Rex,
First and foremost, many thanks for the detailed response. (I'd have
answered sooner but my email machine was down...) I've seen some of the
follow-on mail but thought I'd add a couple of comments.
At 10:20 PM 7/6/94, Rex Buddenberg wrote:
My own understanding is that the security functionality
could be implemented equally on X.400 or SMTP. The spec
recognizes FIPS 146 in that it requires X.400. However,
(from memory) an RFC 1006 solution over TCP/IP is OK.
Both of these, of course, are X.400 solutions, rather than using SMTP at all.
Now if we could just get SMTP and X.400 to converge and
co-opt each other ...
Periodically, there is great pressure to try to create "convergence" among
competing technologies. My own experience says that the way things
converge is that one side wins and the other goes away. The only exception
might be if there were great dissatisfaction with BOTH alternatives. To
date, the case of email doesn't quite seem to match, although one could
argue that the dominant email service is the set of proprietary ones, so
that both SMTP and X.400 come up short. To pursue that thought further
would almost certainly distract things even more than the pem-dev world
would be willing to tolerate...
Probably the biggest functional difference between the
envisioned DMS applications and conventional e-mail is
that DMS is intended for organizational as well as personal
messaging. Consider the scale-up problems of, say, CentCom
during Desert Shield where command(_at_)centcom(_dot_)mil might be getting
several tens of thousands of messages a day.
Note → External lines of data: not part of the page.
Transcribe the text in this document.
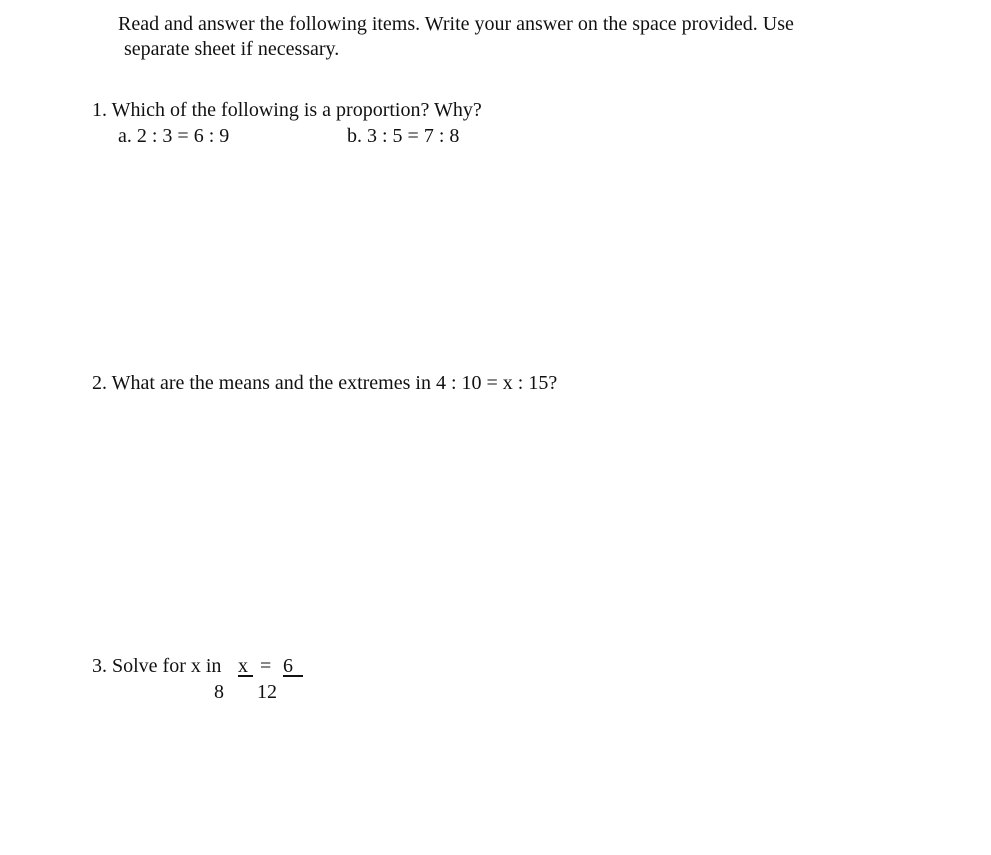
Read and answer the following items. Write your answer on the space provided. Use
separate sheet if necessary.
1. Which of the following is a proportion? Why?
a. 2 : 3 = 6 : 9	b. 3 : 5 = 7 : 8
2. What are the means and the extremes in 4 : 10 = x : 15?
3. Solve for x in x = 6
8 12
Few user agents
The follow-on debate about user-vs-transport agent, I think, misses the
point. First, I would hope that something more clever than simply
'command' would be used for the string, so that additional routing could be
done easily. In any event, the job you describe is simply a routing job
and the fact that it's done by a user agent, rather than a formal MTA,
ought not to affect the technical issues. Since most user agents don't do
routing, your statement is certainly true, but probably not as helpful as
you intended. A different line of concern is the extent to which the DMS
work might be characterized as requiring services that are considerably
beyond the state of common practise. I recall that the rate of message
processing required for the Military Message System Experiment on Oahu, in
1975, also was a challenge...
These days, I suspect that the dispatching problems has more to do with
human processing limits than with email store-and-forward technology.